AUDIT DEFENSE - PART I: Monitoring Your Practices Medical Records

“If it isn’t documented, it hasn’t been done.”

This axiom is synonymous with the health care industry and is especially relevant when discussing audit defense. Whenever I sit down with a new audit defense client, my first three questions are always the same - “What do your medical charts and records look like? How often do you review and monitor the medical notes and records of the other physicians and ancillary medical staff in your practice? When was the last time that you conducted an internal audit to monitor your practices billing and coding, diagnostic testing and patient follow-up?” This line of questioning is almost always met with a wrinkled expression and furrowed brow, and I immediately know that I have my work cut out for me.

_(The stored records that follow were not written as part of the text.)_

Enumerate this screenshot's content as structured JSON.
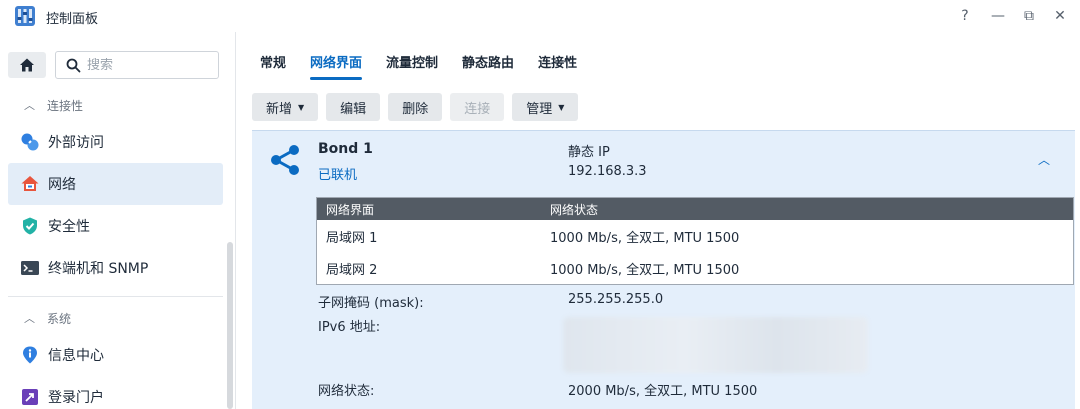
{
  "window": {
    "title": "控制面板",
    "help": "?",
    "minimize": "—",
    "restore": "⧉",
    "close": "✕"
  },
  "sidebar": {
    "search_placeholder": "搜索",
    "sections": [
      {
        "label": "连接性",
        "items": [
          {
            "label": "外部访问",
            "icon": "external-access-icon"
          },
          {
            "label": "网络",
            "icon": "network-home-icon",
            "active": true
          },
          {
            "label": "安全性",
            "icon": "shield-icon"
          },
          {
            "label": "终端机和 SNMP",
            "icon": "terminal-icon"
          }
        ]
      },
      {
        "label": "系统",
        "items": [
          {
            "label": "信息中心",
            "icon": "info-icon"
          },
          {
            "label": "登录门户",
            "icon": "login-portal-icon"
          }
        ]
      }
    ]
  },
  "tabs": [
    "常规",
    "网络界面",
    "流量控制",
    "静态路由",
    "连接性"
  ],
  "active_tab": "网络界面",
  "toolbar": {
    "create": "新增",
    "edit": "编辑",
    "delete": "删除",
    "connect": "连接",
    "manage": "管理"
  },
  "bond": {
    "name": "Bond 1",
    "status": "已联机",
    "ip_type": "静态 IP",
    "ip": "192.168.3.3",
    "collapse_icon": "chevron-up-icon",
    "table": {
      "headers": [
        "网络界面",
        "网络状态"
      ],
      "rows": [
        [
          "局域网 1",
          "1000 Mb/s, 全双工, MTU 1500"
        ],
        [
          "局域网 2",
          "1000 Mb/s, 全双工, MTU 1500"
        ]
      ]
    },
    "mask_label": "子网掩码 (mask):",
    "mask": "255.255.255.0",
    "ipv6_label": "IPv6 地址:",
    "net_status_label": "网络状态:",
    "net_status": "2000 Mb/s, 全双工, MTU 1500"
  },
  "colors": {
    "accent": "#0b6bc2",
    "panel_bg": "#e4effb",
    "table_header": "#535b64"
  }
}
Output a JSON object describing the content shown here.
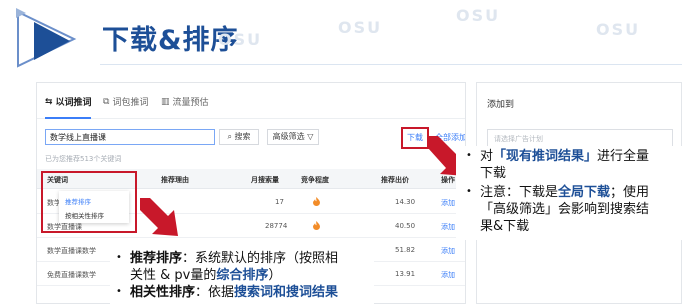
{
  "header": {
    "title": "下载&排序",
    "watermark": "OSU"
  },
  "tabs": [
    {
      "label": "以词推词",
      "icon": "swap-icon"
    },
    {
      "label": "词包推词",
      "icon": "package-icon"
    },
    {
      "label": "流量预估",
      "icon": "chart-icon"
    }
  ],
  "search": {
    "value": "数学线上直播课",
    "search_button": "搜索",
    "filter_button": "高级筛选"
  },
  "hint": "已为您推荐513个关键词",
  "download_label": "下载",
  "add_all_label": "全部添加",
  "table": {
    "headers": {
      "keyword": "关键词",
      "reason": "推荐理由",
      "monthly": "月搜索量",
      "competition": "竞争程度",
      "bid": "推荐出价",
      "action": "操作"
    },
    "rows": [
      {
        "keyword": "数学线...",
        "monthly": "17",
        "bid": "14.30",
        "action": "添加"
      },
      {
        "keyword": "数学直播课",
        "monthly": "28774",
        "bid": "40.50",
        "action": "添加"
      },
      {
        "keyword": "数学直播课数学",
        "monthly": "",
        "bid": "51.82",
        "action": "添加"
      },
      {
        "keyword": "免费直播课数学",
        "monthly": "",
        "bid": "13.91",
        "action": "添加"
      }
    ]
  },
  "sort_menu": {
    "item1": "推荐排序",
    "item2": "按相关性排序"
  },
  "right_panel": {
    "title": "添加到",
    "placeholder": "请选择广告计划"
  },
  "callout_right": {
    "b1_pre": "对",
    "b1_highlight": "「现有推词结果」",
    "b1_post1": "进行全量",
    "b1_post2": "下载",
    "b2_pre": "注意：下载是",
    "b2_highlight": "全局下载",
    "b2_post": "；使用",
    "b2_line2": "「高级筛选」会影响到搜索结",
    "b2_line3": "果&下载"
  },
  "callout_bottom": {
    "b1_bold": "推荐排序",
    "b1_text": "：系统默认的排序（按照相",
    "b1_line2_pre": "关性 & pv量的",
    "b1_line2_bold": "综合排序",
    "b1_line2_post": "）",
    "b2_bold": "相关性排序",
    "b2_text": "：依据",
    "b2_highlight": "搜索词和搜词结果"
  },
  "colors": {
    "title": "#1d4f97",
    "accent_red": "#c8182a",
    "link_blue": "#3b7ef8",
    "flame": "#f28c28"
  }
}
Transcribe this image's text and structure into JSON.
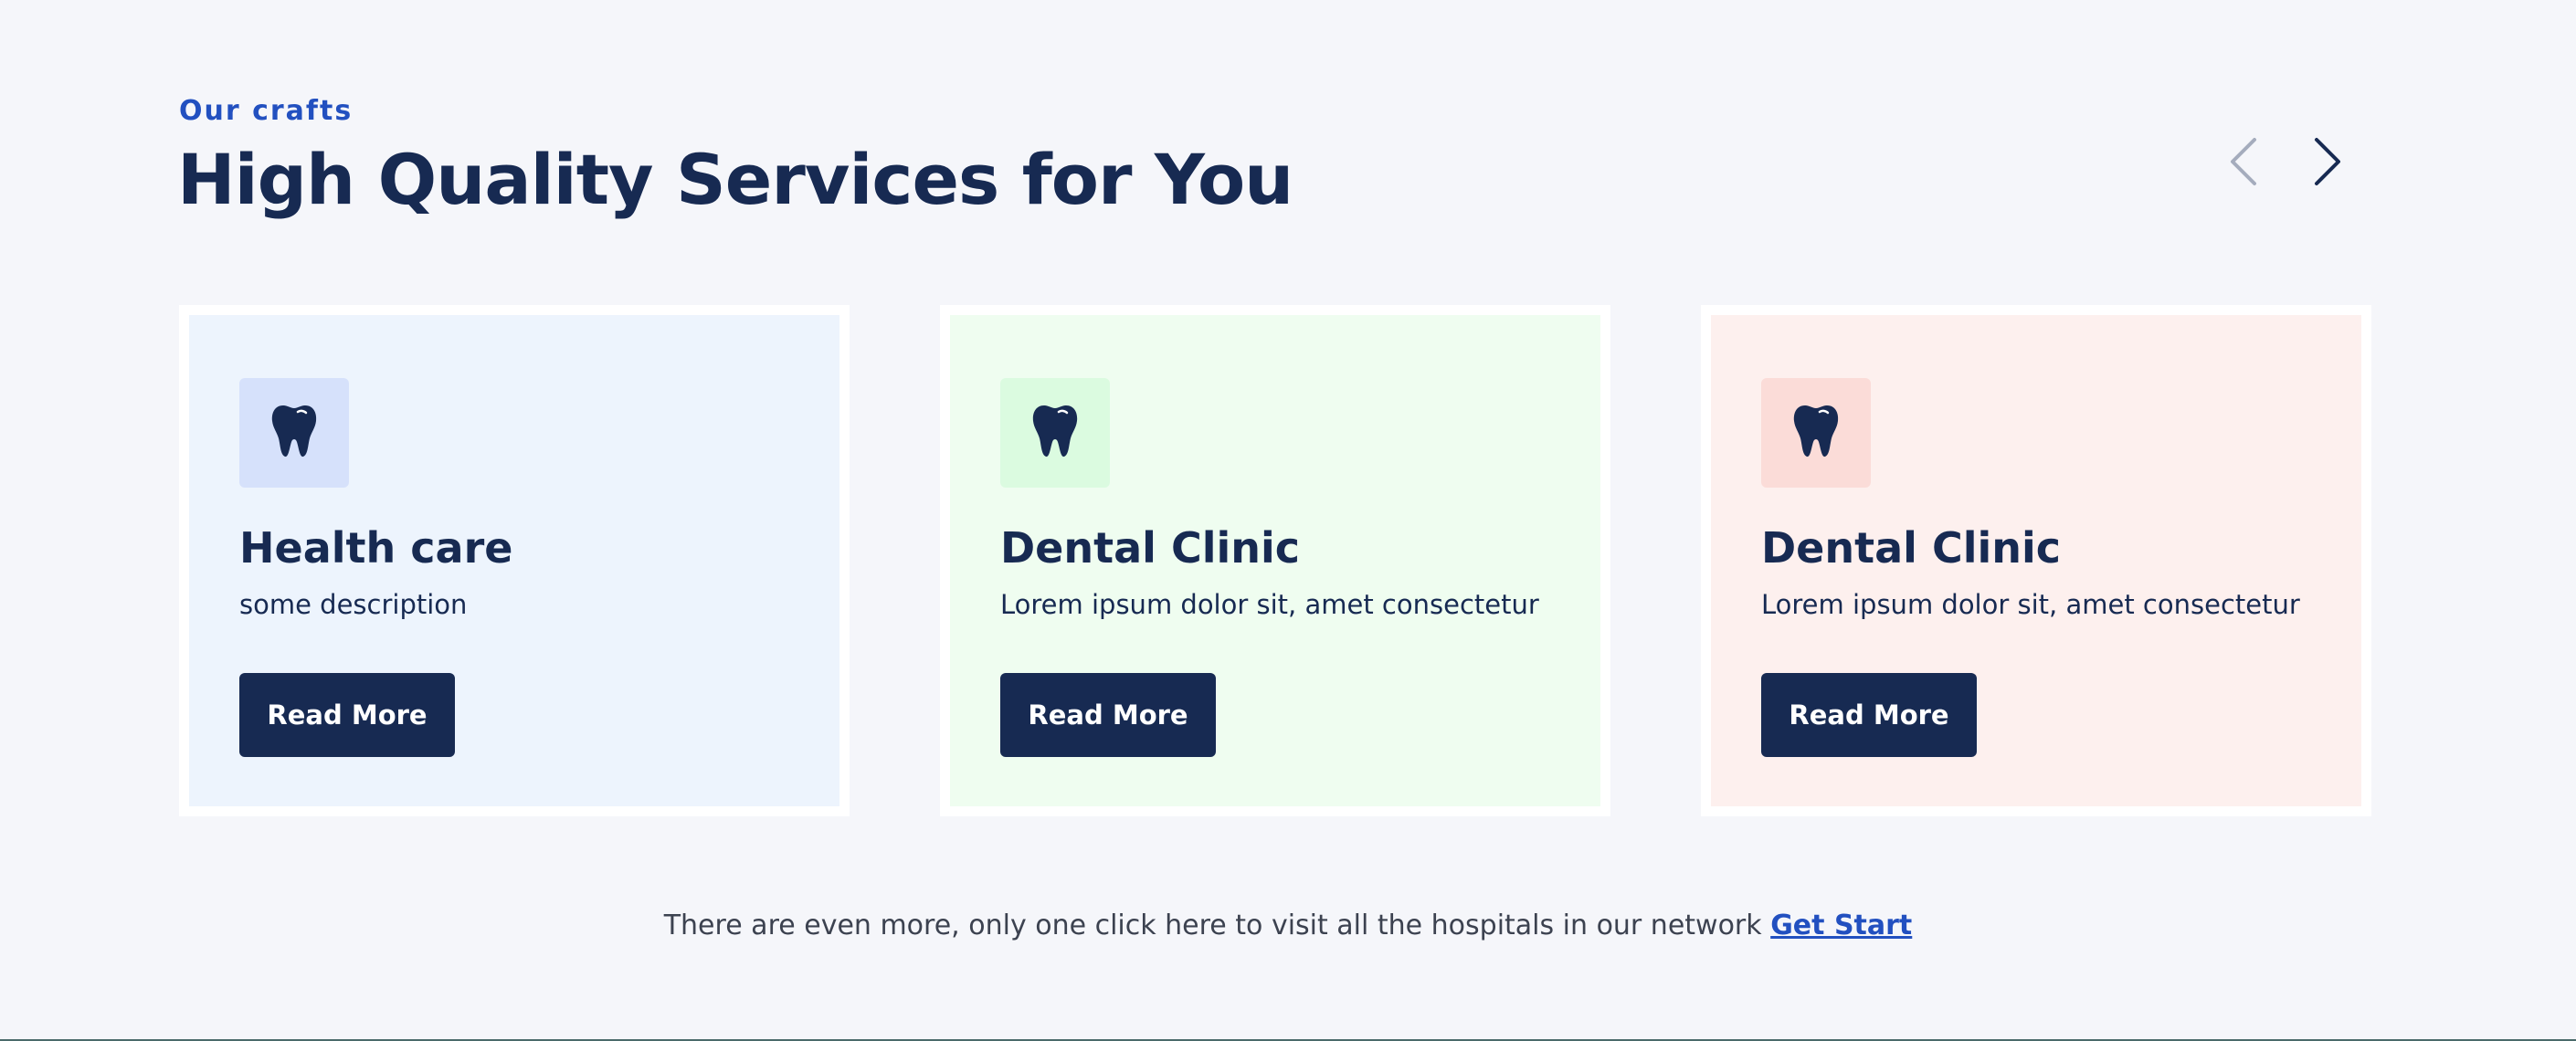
{
  "section": {
    "eyebrow": "Our crafts",
    "title": "High Quality Services for You"
  },
  "carousel": {
    "prev_icon": "chevron-left-icon",
    "next_icon": "chevron-right-icon"
  },
  "cards": [
    {
      "title": "Health care",
      "description": "some description",
      "button_label": "Read More",
      "icon": "tooth-icon",
      "background": "#edf4fd",
      "icon_background": "#d6e1fb"
    },
    {
      "title": "Dental Clinic",
      "description": "Lorem ipsum dolor sit, amet consectetur",
      "button_label": "Read More",
      "icon": "tooth-icon",
      "background": "#effdf0",
      "icon_background": "#dbfbe0"
    },
    {
      "title": "Dental Clinic",
      "description": "Lorem ipsum dolor sit, amet consectetur",
      "button_label": "Read More",
      "icon": "tooth-icon",
      "background": "#fdf0ee",
      "icon_background": "#fbdcd8"
    }
  ],
  "footer": {
    "text": "There are even more, only one click here to visit all the hospitals in our network",
    "link_label": "Get Start"
  },
  "colors": {
    "accent": "#2250c0",
    "navy": "#172a52",
    "page_background": "#f5f6fa"
  }
}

When discussing medical records, health care practices must guide themselves around three fundamental principles. The first is that both private carriers and federal payors review medical records using the 1995 and 1997 Documentation Guidelines for Evaluation and Management (“E/M”) Services, and that any health care practice expecting to be reimbursed for services rendered must do the same.

The second is that each state has its own state-specific laws regarding a health care practices structure, care and maintenance of its medical records. In New York, the law mandates that, among other things, health care professionals must maintain a record for each patient “which accurately reflects the evaluation and treatment of the patient,” and unless otherwise provided by law, all patient records must be retained for at least six years. Moreover, in New York, obstetrical records and records of minor patients must be retained for at least six years and until the minor patient reaches the age of 19 years.

The third is that a medical record is wholly incomplete without accurate and consistent documentation of a patient’s follow-up care. What steps were taken after the physician ordered the pricey diagnostic tests? What was the result of the extended IV Hydration Therapy?  If the follow-up care and treatment results go unanswered, questions of medical necessity, abuse and even professional misconduct can follow.

Auditors, investigators and prosecutors alike are always looking for the lapse in the story – the missing link that can be painted into an abusive, unnecessary or even unlawful method of care.  Above all, maintaining clear, consistent and well-monitored medical records is a health care practices most powerful tool in any audit defense situation.